O destino de Cláudia Aguiar Rodrigues, 46, foi diferente. A representante comercial foi morta a facadas pelo ex-marido, no dia 7 de maio deste ano, em Timbaúba. Cláudia foi casada por quase 29 anos com João Climaco Rodrigues, 51. Ele, que não aceitava o pedido de divórcio, a ameaçava com frequência. Para fugir das agressões, ela chegou a se mudar para Carpina, mas continuava visitando sua cidade natal. João procurou a ex-mulher na casa da irmã, na madrugada de segunda-feira, quando ela voltava de uma festa. Depois de uma discussão, ele a assassinou.
Dois dias antes do crime, na tarde do sábado, depois de ser outra vez ameaçada por João na sexta-feira à noite, Cláudia havia procurado a Delegacia de Timbaúba para solicitar uma medida protetiva. A porta do prédio, segundo familiares da vítima, estava fechada. Acompanhada da sua irmã, deixou o local sem conseguir ser ouvida por ninguém. A cena de mulheres que não encontram acolhimento nas delegacias do interior do Estado, quando buscam proteção para episódios de violência doméstica, é frequente nos fins de semana. Justamente quando elas mais morrem.
PROBLEMA ANTIGO
Levantamento feito pelo projeto #UmaPorUma (umaporuma.com.br) aponta que, a noite da sexta-feira até a madrugada da segunda, é o período com maior número de feminicídios em Pernambuco. De janeiro a maio deste ano, 27 mulheres foram vítimas desse tipo de crime; 17 delas morreram em feriados ou fins de semana (incluindo a madrugada da segunda-feira, que termina virando um prolongamento do domingo). Destas, 9 foram assassinadas na Região Metropolitana do Recife (RMR) e 18, no interior. É exatamente nos municípios afastados da capital onde a rede de assistência é mais precária para garantir a segurança desse público, geralmente mais vulnerável.

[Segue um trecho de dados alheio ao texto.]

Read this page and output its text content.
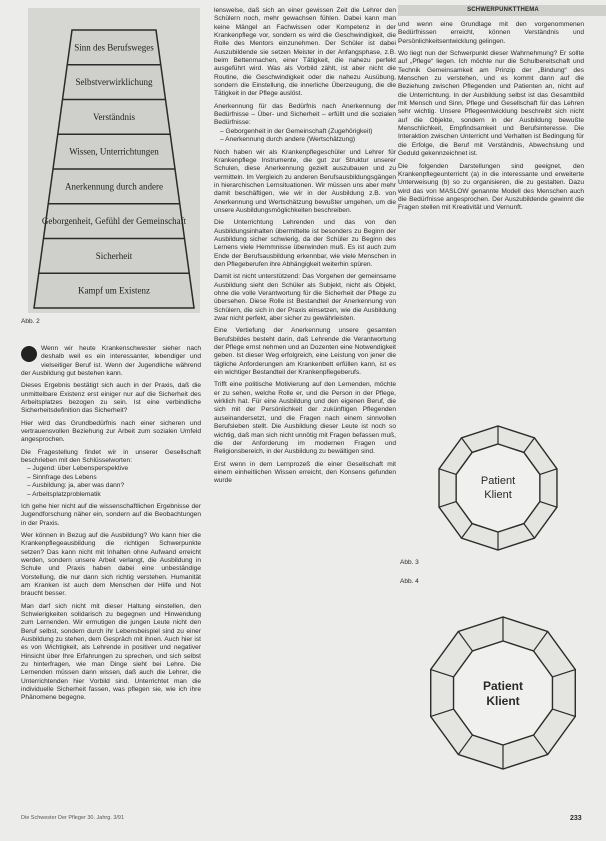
SCHWERPUNKTTHEMA
Sinn des Berufsweges
Selbstverwirklichung
Verständnis
Wissen, Unterrichtungen
Anerkennung durch andere
Geborgenheit, Gefühl der Gemeinschaft
Sicherheit
Kampf um Existenz
Abb. 2

Wenn wir heute Krankenschwester sieher nach deshalb weil es ein interessanter, lebendiger und vielseitiger Beruf ist. Wenn der Jugendliche während der Ausbildung gut bestehen kann.

Dieses Ergebnis bestätigt sich auch in der Praxis, daß die unmittelbare Existenz erst einiger nur auf die Sicherheit des Arbeitsplatzes bezogen zu sein. Ist eine verbindliche Sicherheitsdefinition das Sicherheit?

Hier wird das Grundbedürfnis nach einer sicheren und vertrauensvollen Beziehung zur Arbeit zum sozialen Umfeld angesprochen.

Die Fragestellung findet wir in unserer Gesellschaft beschrieben mit den Schlüsselworten:

– Jugend: über Lebensperspektive

– Sinnfrage des Lebens

– Ausbildung: ja, aber was dann?

– Arbeitsplatzproblematik

Ich gehe hier nicht auf die wissenschaftlichen Ergebnisse der Jugendforschung näher ein, sondern auf die Beobachtungen in der Praxis.

Wer können in Bezug auf die Ausbildung? Wo kann hier die Krankenpflegeausbildung die richtigen Schwerpunkte setzen? Das kann nicht mit Inhalten ohne Aufwand erreicht werden, sondern unsere Arbeit verlangt, die Ausbildung in Schule und Praxis haben dabei eine unbeständige Vorstellung, die nur dann sich richtig verstehen. Humanität am Kranken ist auch dem Menschen der Hilfe und Not braucht besser.

Man darf sich nicht mit dieser Haltung einstellen, den Schwierigkeiten solidarisch zu begegnen und Hinwendung zum Lernenden. Wir ermutigen die jungen Leute nicht den Beruf selbst, sondern durch ihr Lebensbeispiel sind zu einer Ausbildung zu stehen, dem Gespräch mit ihnen. Auch hier ist es von Wichtigkeit, als Lehrende in positiver und negativer Hinsicht über Ihre Erfahrungen zu sprechen, und sich selbst zu hinterfragen, wie man Dinge sieht bei Lehre. Die Lernenden müssen dann wissen, daß auch die Lehrer, die Unterrichtenden hier Vorbild sind. Unterrichtet man die individuelle Sicherheit fassen, was pflegen sie, wie ich ihre Phänomene begegne.

lenswelse, daß sich an einer gewissen Zeit die Lehrer den Schülern noch, mehr gewachsen fühlen. Dabei kann man keine Mängel an Fachwissen oder Kompetenz in der Krankenpflege vor, sondern es wird die Geschwindigkeit, die Rolle des Mentors einzunehmen. Der Schüler ist dabei Auszubildende sie setzen Meister in der Anfangsphase, z.B. beim Bettenmachen, einer Tätigkeit, die nahezu perfekt ausgeführt wird. Was als Vorbild zählt, ist aber nicht die Routine, die Geschwindigkeit oder die nahezu Ausübung, sondern die Einstellung, die innerliche Überzeugung, die die Tätigkeit in der Pflege auslöst.

Anerkennung für das Bedürfnis nach Anerkennung der Bedürfnisse – Über- und Sicherheit – erfüllt und die sozialen Bedürfnisse:

– Geborgenheit in der Gemeinschaft (Zugehörigkeit)

– Anerkennung durch andere (Wertschätzung)

Noch haben wir als Krankenpflegeschüler und Lehrer für Krankenpflege Instrumente, die gut zur Struktur unserer Schulen, diese Anerkennung gezielt auszubauen und zu vermitteln. Im Vergleich zu anderen Berufsausbildungsgängen in hierarchischen Lernsituationen. Wir müssen uns aber mehr damit beschäftigen, wie wir in der Ausbildung z.B. von Anerkennung und Wertschätzung bewußter umgehen, um die unsere Ausbildungsmöglichkeiten beschreiben.

Die Unterrichtung Lehrenden und das von den Ausbildungsinhalten übermittelte ist besonders zu Beginn der Ausbildung sicher schwierig, da der Schüler zu Beginn des Lernens viele Hemmnisse überwinden muß. Es ist auch zum Ende der Berufsausbildung erkennbar, wie viele Menschen in den Pflegeberufen ihre Abhängigkeit weiterhin spüren.

Damit ist nicht unterstützend: Das Vorgehen der gemeinsame Ausbildung sieht den Schüler als Subjekt, nicht als Objekt, ohne die volle Verantwortung für die Sicherheit der Pflege zu übersehen. Diese Rolle ist Bestandteil der Anerkennung von Schülern, die sich in der Praxis einsetzen, wie die Ausbildung zwar nicht perfekt, aber sicher zu gewährleisten.

Eine Vertiefung der Anerkennung unsere gesamten Berufsbildes besteht darin, daß Lehrende die Verantwortung der Pflege ernst nehmen und an Dozenten eine Notwendigkeit geben. Ist dieser Weg erfolgreich, eine Leistung von jener die tägliche Anforderungen am Krankenbett erfüllen kann, ist es ein wichtiger Bestandteil der Krankenpflegeberufs.

Trifft eine politische Motivierung auf den Lernenden, möchte er zu sehen, welche Rolle er, und die Person in der Pflege, wirklich hat. Für eine Ausbildung und den eigenen Beruf, die sich mit der Persönlichkeit der zukünftigen Pflegenden auseinandersetzt, und die Fragen nach einem sinnvollen Berufsleben stellt. Die Ausbildung dieser Leute ist noch so wichtig, daß man sich nicht unnötig mit Fragen befassen muß, die der Anforderung im modernen Fragen und Religionsbereich, in der Ausbildung zu bewältigen sind.

Erst wenn in dem Lernprozeß die einer Gesellschaft mit einem einheitlichen Wissen erreicht, den Konsens gefunden wurde

und wenn eine Grundlage mit den vorgenommenen Bedürfnissen erreicht, können Verständnis und Persönlichkeitsentwicklung gelingen.

Wo liegt nun der Schwerpunkt dieser Wahrnehmung? Er sollte auf „Pflege“ liegen. Ich möchte nur die Schulbereitschaft und Technik Gemeinsamkeit am Prinzip der „Bindung“ des Menschen zu verstehen, und es kommt dann auf die Beziehung zwischen Pflegenden und Patienten an, nicht auf die Unterrichtung. In der Ausbildung selbst ist das Gesamtbild mit Mensch und Sinn, Pflege und Gesellschaft für das Lehren sehr wichtig. Unsere Pflegeentwicklung beschreibt sich nicht auf die Objekte, sondern in der Ausbildung bewußte Menschlichkeit, Empfindsamkeit und Berufsinteresse. Die Interaktion zwischen Unterricht und Verhalten ist Bedingung für die Erfolge, die Beruf mit Verständnis, Abwechslung und Geduld gekennzeichnet ist.

Die folgenden Darstellungen sind geeignet, den Krankenpflegeunterricht (a) in die interessante und erweiterte Unterweisung (b) so zu organisieren, die zu gestalten. Dazu wird das von MASLOW genannte Modell des Menschen auch die Bedürfnisse angesprochen. Der Auszubildende gewinnt die Fragen stellen mit Kreativität und Vernunft.

Patient
Klient
Abb. 3
Patient
Klient
Abb. 4
Die Schwester Der Pfleger 30. Jahrg. 3/91	233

O problema não é recente. Em dezembro de 2017, o Conselho Nacional do Ministério Público divulgou um relatório apontando que apenas 37% das delegacias do Estado funcionavam 24 horas por dia. O levantamento foi realizado presencialmente ao longo do ano de 2016. Para solucionar a questão, em fevereiro deste ano, o governo anunciou a contratação de 140 novos delegados, dos quais 103 tomaram posse no interior. O objetivo da medida era colocar um titular em cada unidade da Polícia Civil, para que nenhum profissional acumulasse os trabalhos de dois ou três municípios.
A situação, entretanto, é mais complexa do que parece. Mesmo quando a delegacia tem o seu titular, o mesmo delegado não pode trabalhar ininterruptamente todo o final de semana. “Da noite da sexta-feira até a madrugada da segunda, a maior parte das delegacias do interior funciona com apenas um agente, que registra exclusivamente os boletins de ocorrência. Não há equipe para sair do local e dar uma voz de prisão ou periciar uma cena de homicídio, por exemplo. Se houver uma morte numa destas cidades, o crime será investigado pela delegacia de plantão de uma cidade vizinha”, explica um delegado do interior que não quis se identificar.
Foi o que aconteceu quando Jéssica tentou prestar queixa de violência doméstica contra Robson. A equipe de Bonito estava fora do município. Para se ter uma ideia, a delegacia de Limoeiro, no Agreste, é responsável também pelo plantão de Feira Nova, Passira, Salgadinho, Cumaru e Machados. “É bom lembrar que delegacias guardam armas, drogas apreendidas e veículos. É preciso que esse material fique em segurança. É por isso que, muitas vezes, os prédios ficam fechados e só são abertos quando alguém procura o local para registrar o boletim”, ressalta o delegado.